Les sardines en conserve connaissent un succès spectaculaire aux États-Unis. Elles sont désormais le deuxième poisson en boîte préféré des Américains derrière le thon, une tendance qui ouvre des perspectives au Maroc, premier fournisseur mondial de sardines.

Longtemps cantonné aux placards, le poisson en conserve est devenu un produit tendance aux États-Unis. Restaurants, épiceries spécialisées et réseaux sociaux participent à cet engouement, particulièrement marqué chez les jeunes consommateurs à la recherche d’aliments riches en protéines.

Selon une enquête publiée par Fortune, les ventes américaines de poissons en conserve sont passées de 2,3 milliards de dollars en 2018 à plus de 2,7 milliards. Sur les douze derniers mois, les consommateurs américains ont dépensé 3,52 milliards de dollars pour l’ensemble des produits de la mer longue conservation.

La sardine profite particulièrement du phénomène. Elle a désormais dépassé le saumon pour devenir le deuxième poisson en conserve le plus populaire aux États-Unis, derrière le thon.

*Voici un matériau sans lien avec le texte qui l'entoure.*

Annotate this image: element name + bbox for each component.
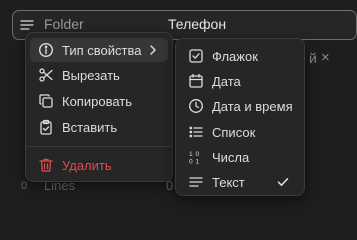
background-row-number: 0: [21, 180, 28, 192]
type-option-label: Список: [212, 125, 256, 140]
clock-icon: [188, 98, 204, 114]
type-option-text[interactable]: Текст: [180, 170, 300, 194]
svg-text:1: 1: [189, 151, 193, 158]
type-option-numbers[interactable]: 1 0 0 1 Числа: [180, 145, 300, 169]
type-option-label: Дата и время: [212, 99, 293, 114]
trash-icon: [38, 157, 54, 173]
checkbox-icon: [188, 48, 204, 64]
context-menu: Тип свойства Вырезать Копировать Вставит…: [25, 32, 173, 182]
menu-item-label: Вставить: [62, 120, 118, 135]
close-icon[interactable]: ×: [321, 49, 330, 66]
menu-item-label: Тип свойства: [62, 43, 142, 58]
numbers-icon: 1 0 0 1: [188, 149, 204, 165]
menu-item-cut[interactable]: Вырезать: [30, 63, 168, 87]
text-lines-icon[interactable]: [19, 17, 35, 33]
info-icon: [38, 42, 54, 58]
menu-item-delete[interactable]: Удалить: [30, 153, 168, 177]
property-name[interactable]: Folder: [44, 16, 84, 32]
svg-text:0: 0: [189, 159, 193, 166]
type-option-datetime[interactable]: Дата и время: [180, 94, 300, 118]
type-option-label: Флажок: [212, 49, 258, 64]
svg-text:1: 1: [196, 159, 200, 166]
type-option-date[interactable]: Дата: [180, 69, 300, 93]
property-value[interactable]: Телефон: [168, 16, 226, 32]
scissors-icon: [38, 67, 54, 83]
type-option-list[interactable]: Список: [180, 120, 300, 144]
list-icon: [188, 124, 204, 140]
background-text: й: [309, 50, 317, 66]
clipboard-icon: [38, 119, 54, 135]
type-option-label: Дата: [212, 74, 241, 89]
menu-item-copy[interactable]: Копировать: [30, 89, 168, 113]
type-option-label: Текст: [212, 175, 245, 190]
chevron-right-icon: [146, 43, 160, 57]
menu-separator: [26, 146, 172, 147]
type-option-label: Числа: [212, 150, 250, 165]
property-type-submenu: Флажок Дата Дата и время Список 1 0 0 1 …: [175, 38, 305, 196]
calendar-icon: [188, 73, 204, 89]
svg-text:0: 0: [196, 151, 200, 158]
type-option-checkbox[interactable]: Флажок: [180, 44, 300, 68]
checkmark-icon: [276, 175, 290, 189]
app-window: Folder Телефон й × Lines 0 0 Тип свойств…: [0, 0, 357, 204]
menu-item-paste[interactable]: Вставить: [30, 115, 168, 139]
menu-item-property-type[interactable]: Тип свойства: [30, 38, 168, 62]
menu-item-label: Удалить: [62, 158, 112, 173]
text-icon: [188, 174, 204, 190]
menu-item-label: Копировать: [62, 94, 132, 109]
copy-icon: [38, 93, 54, 109]
menu-item-label: Вырезать: [62, 68, 120, 83]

Le phénomène apparaît également dans les commandes en ligne. Le bilan 2025 de Grubhub montre que les commandes de poissons en conserve ont été multipliées par trois en un an. Les achats effectués dans les épiceries via la plateforme ont même bondi de 209 %.

Le Maroc dispose justement d’une industrie de la sardine en conserve qui lui permet d’expédier ses produits sur les marchés les plus éloignés.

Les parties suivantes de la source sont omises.